2008-04-09 18:04:34 | こどもたち 学校 教育
 日曜日にSさんが僕の様子を見に川越に来てくれました。駅前のお好み焼き店とケーキ屋さんをはしごして語り合いました。Sさんのお孫さんが山村留学をしているという話から、僕が教育のあり方について論じてしまいました。Sさんは有力な政治家に知人も居られるのです。

 たとえばこんな生徒がいます。僕が抗ガン剤治療あけに学校に復帰した06年5月の最初の授業のあとMさんが自分のノートに書いた文章です。
 
 私は感想を書くのが苦手なので、大変そうだなあと思いました。自分の意見をうまくまとめることができません。感想やなにかをまとめる時はいつも途中であきらめてしまいます。この授業を通じて少しでも自分の意見をまとめられるようにしたいです。
 私は家であいさつをしません。ほとんどしゃべりません。私の家は母子家庭で、母は夜はスナックで働いています。なので、一人でいることが多く、あまりしゃべりません。小学校4年生くらいの時に、「ただいま」とか、「行って来ます」とか、あいさつをいうのをやめました。(誰もいないから意味ないので)
 声を出してあいさつをするというのはとても大切なことだと思います。あいさつをするように心がけたいと思います。

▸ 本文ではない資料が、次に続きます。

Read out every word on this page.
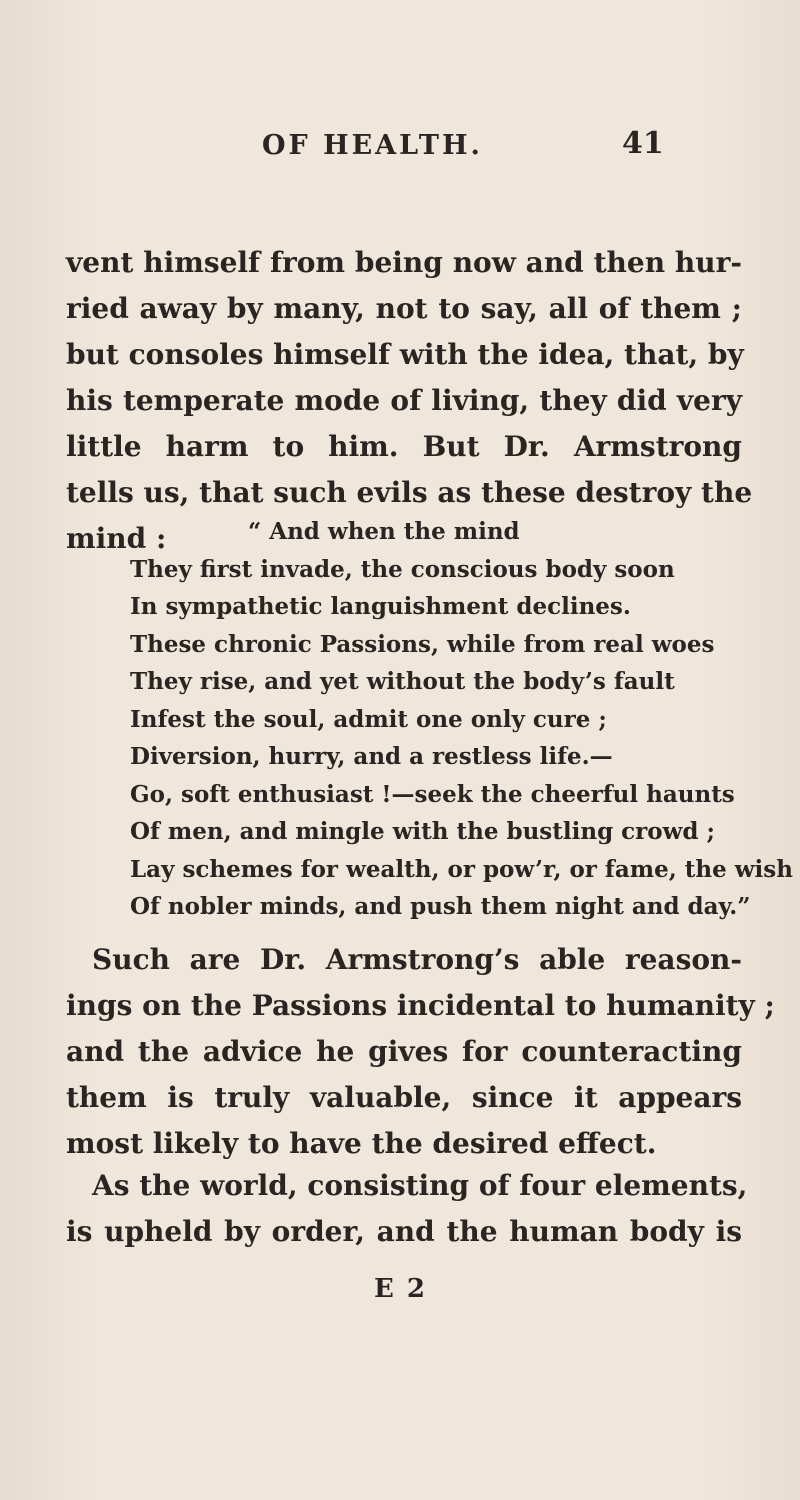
OF HEALTH.	41
vent himself from being now and then hur-
ried away by many, not to say, all of them ;
but consoles himself with the idea, that, by
his temperate mode of living, they did very
little harm to him. But Dr. Armstrong
tells us, that such evils as these destroy the
mind :	“ And when the mind
They first invade, the conscious body soon
In sympathetic languishment declines.
These chronic Passions, while from real woes
They rise, and yet without the body’s fault
Infest the soul, admit one only cure ;
Diversion, hurry, and a restless life.—
Go, soft enthusiast !—seek the cheerful haunts
Of men, and mingle with the bustling crowd ;
Lay schemes for wealth, or pow’r, or fame, the wish
Of nobler minds, and push them night and day.”
Such are Dr. Armstrong’s able reason-
ings on the Passions incidental to humanity ;
and the advice he gives for counteracting
them is truly valuable, since it appears
most likely to have the desired effect.
As the world, consisting of four elements,
is upheld by order, and the human body is
E 2
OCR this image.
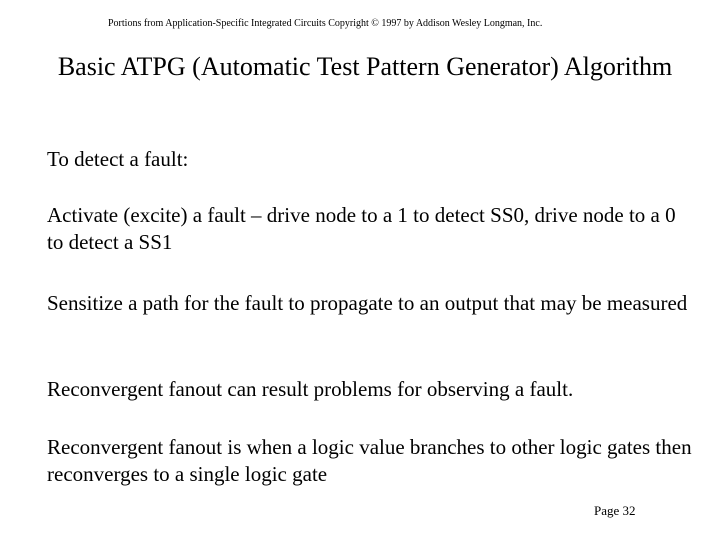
Portions from Application-Specific Integrated Circuits Copyright © 1997 by Addison Wesley Longman, Inc.
Basic ATPG (Automatic Test Pattern Generator) Algorithm
To detect a fault:
Activate (excite) a fault – drive node to a 1 to detect SS0, drive node to a 0 to detect a SS1
Sensitize a path for the fault to propagate to an output that may be measured
Reconvergent fanout can result problems for observing a fault.
Reconvergent fanout is when a logic value branches to other logic gates then reconverges to a single logic gate
Page 32
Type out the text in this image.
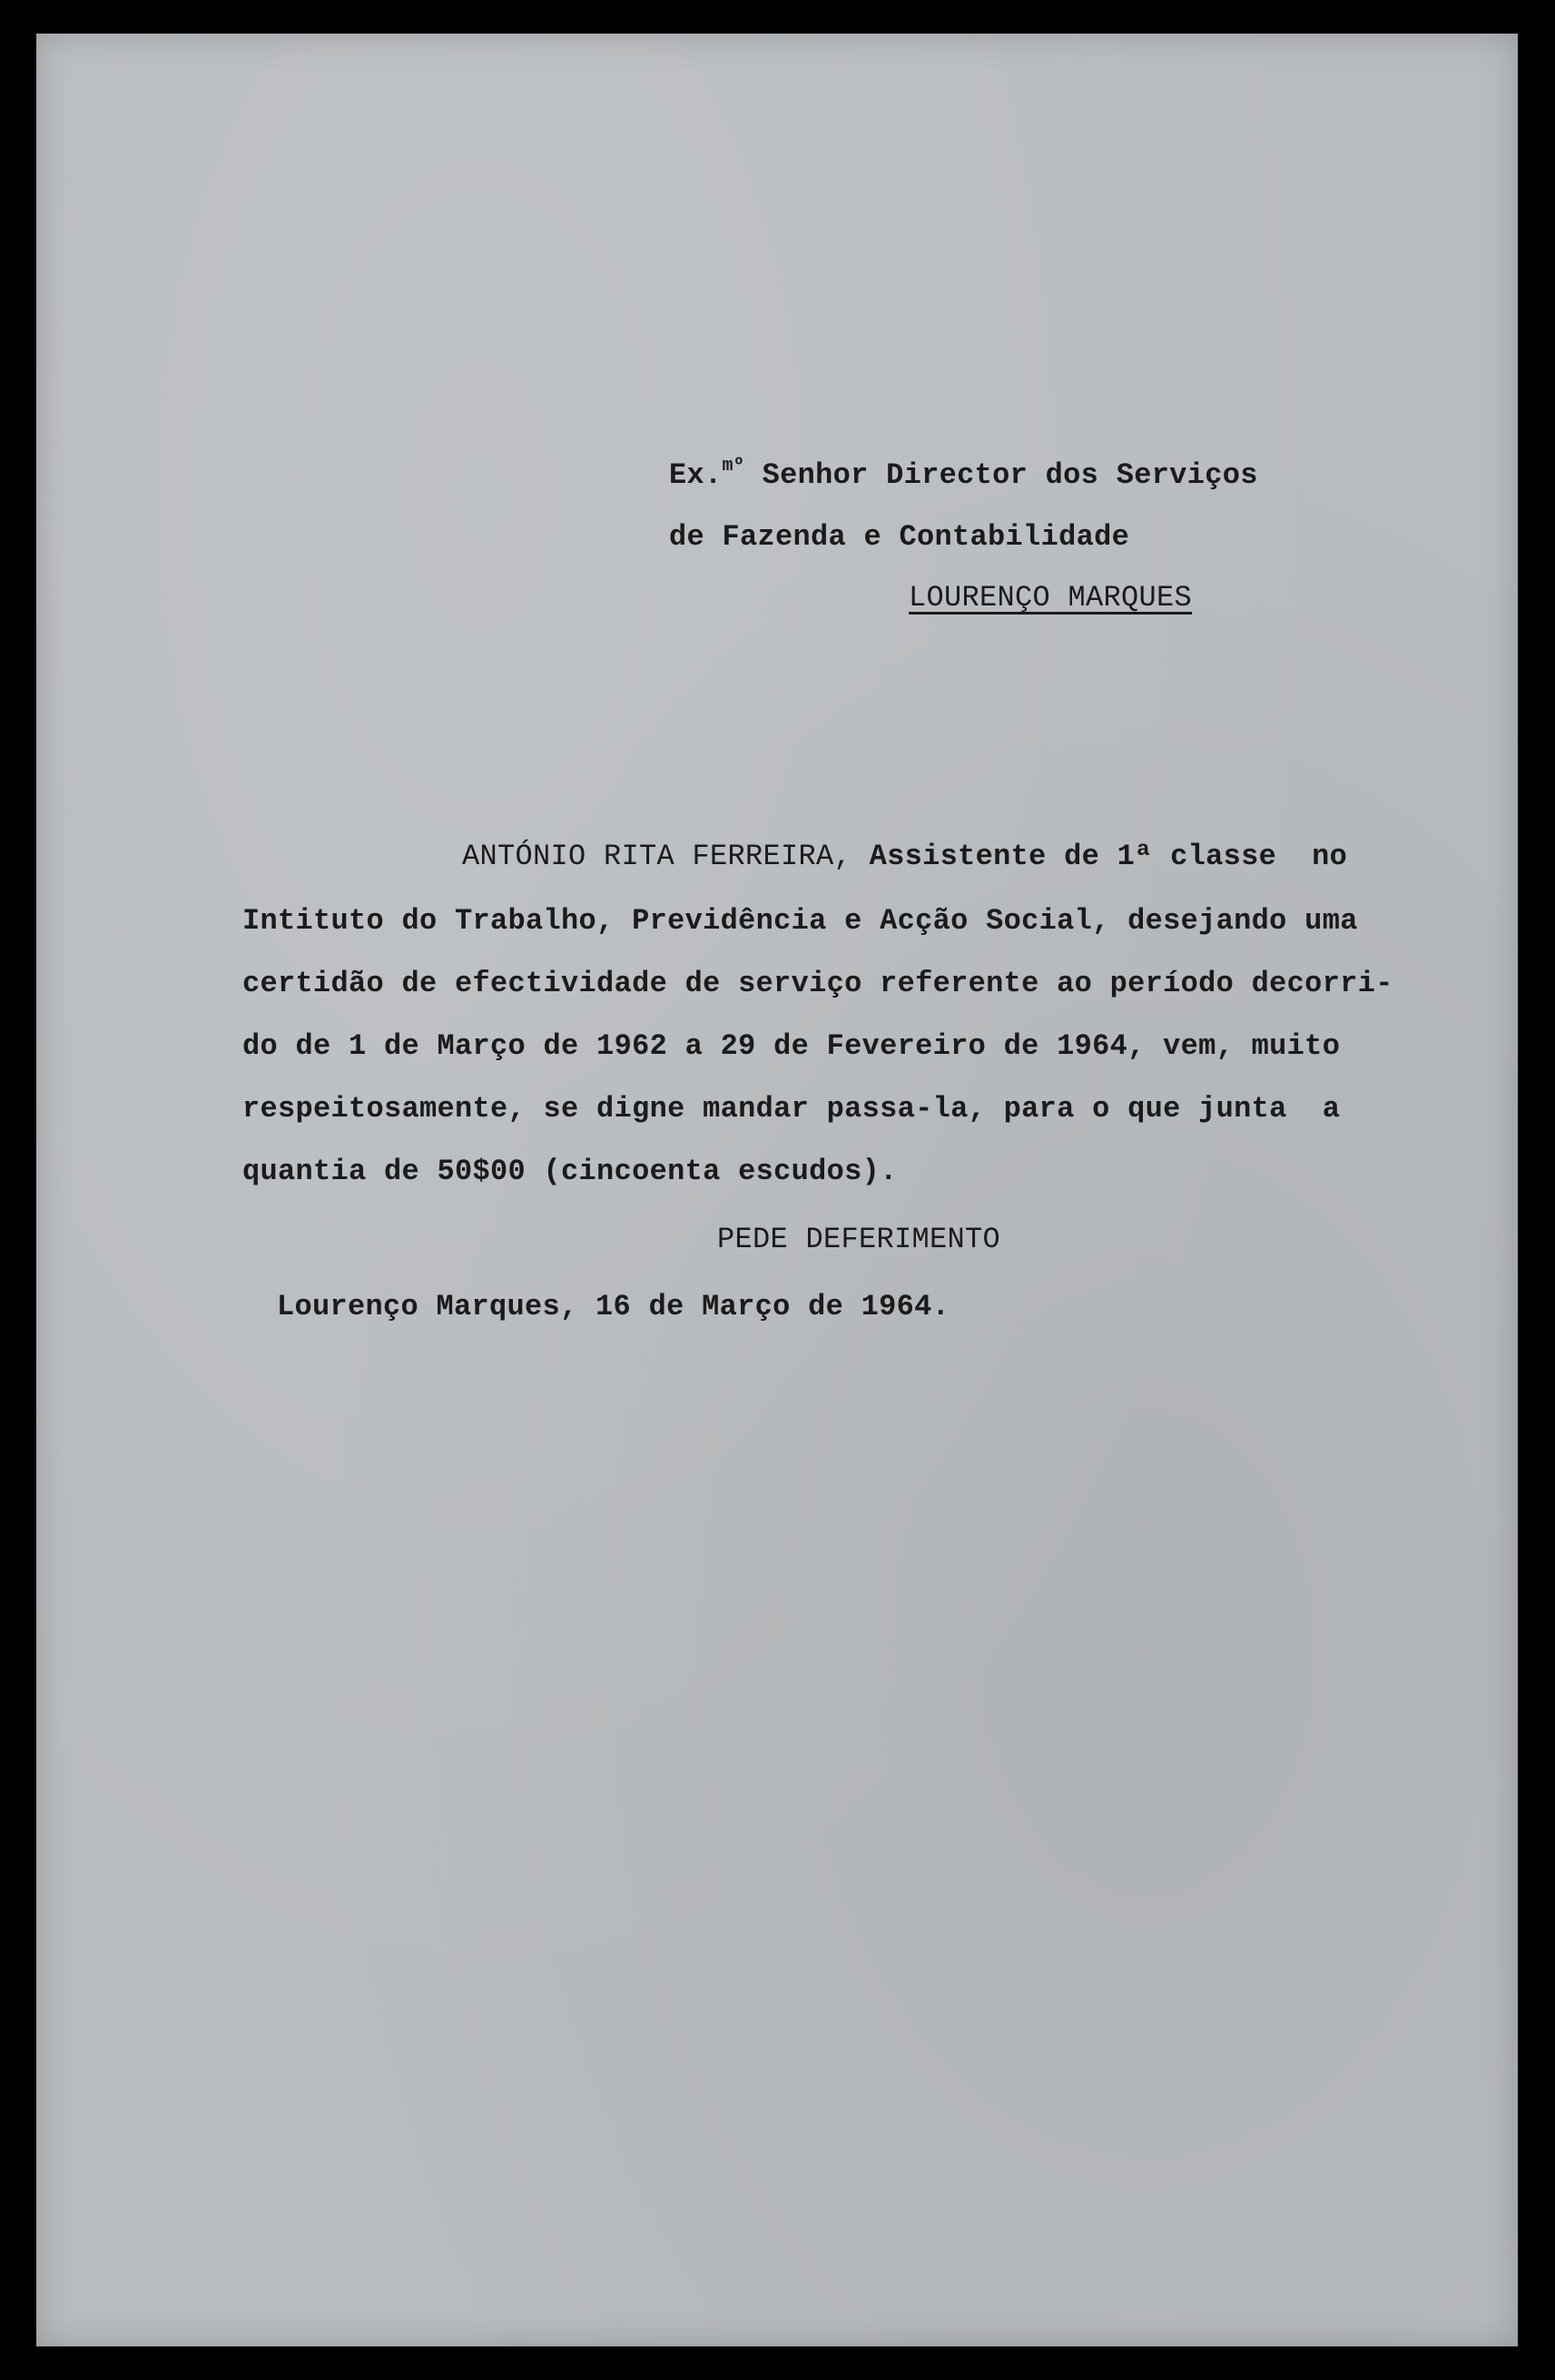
Ex.$^{mº}$ Senhor Director dos Serviços
de Fazenda e Contabilidade
LOURENÇO MARQUES
ANTÓNIO RITA FERREIRA, Assistente de 1ª classe  no
Intituto do Trabalho, Previdência e Acção Social, desejando uma
certidão de efectividade de serviço referente ao período decorri-
do de 1 de Março de 1962 a 29 de Fevereiro de 1964, vem, muito
respeitosamente, se digne mandar passa-la, para o que junta  a
quantia de 50$00 (cincoenta escudos).
PEDE DEFERIMENTO
Lourenço Marques, 16 de Março de 1964.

 小学校の時代から、「ただいま」といっても「おやすみなさい」といっても答えのないひとりぼっちの夜の日々です。僕にはこのこどもの心を想像することさえできません。尾崎豊を授業のテーマにしたとき、Mさんはこう書いています。

 尾崎豊の歌詞の「自分の存在が何なのかさえ解らず震えていた」という部分で、私は昔、よく夜、家で一人でいるとボォーッとして、上も下も、どこに地に足をつけているのかわからなくなって、死にそうになってたりしてました。
 尾崎豊の歌は思春期の不安定な気持ちを歌っていて共感できました。自分と尾崎豊とではなにもかも違うのに不思議です。尾崎豊はもう何年も前に亡くなっているのに、歌を通して尾崎豊のメッセージが伝わってきました。
  
 よくも頑張って、高校生になったものです。授業の初めに僕は「おはよう」とか「こんにちは」といいます。山吹高校の生徒はあいさつを返してくれる人が少ないのです。僕の提案にMさんが応えようとしてくれたことは本当に嬉しいことです。挨拶からはじまって少しずつでも自己を表現する意欲と力を獲得していってほしいものです。
 Mさんは例外的な存在でしょうか。事情は違ってもありのままの自分を表現することができなくて苦しんでいる高校生が多いように思います。教育に責任を持つ人たちが今しなければならないのは、いまを生きようとする子どもたちの苦しみの根源を明らかにし、解決の道を提示することです。僕は先人達が児童憲章というものを制定し、「児童はよい環境の中で育てられる」とあったのを思い出します。いま、家庭も地域も崩壊し、自然からの隔離も進んでいます。「環境」の再構築なしに教育の再生はできないと思われます。Sさんのお孫さんがみずから選んだという「山村留学」は大切なヒントを与えてくれます。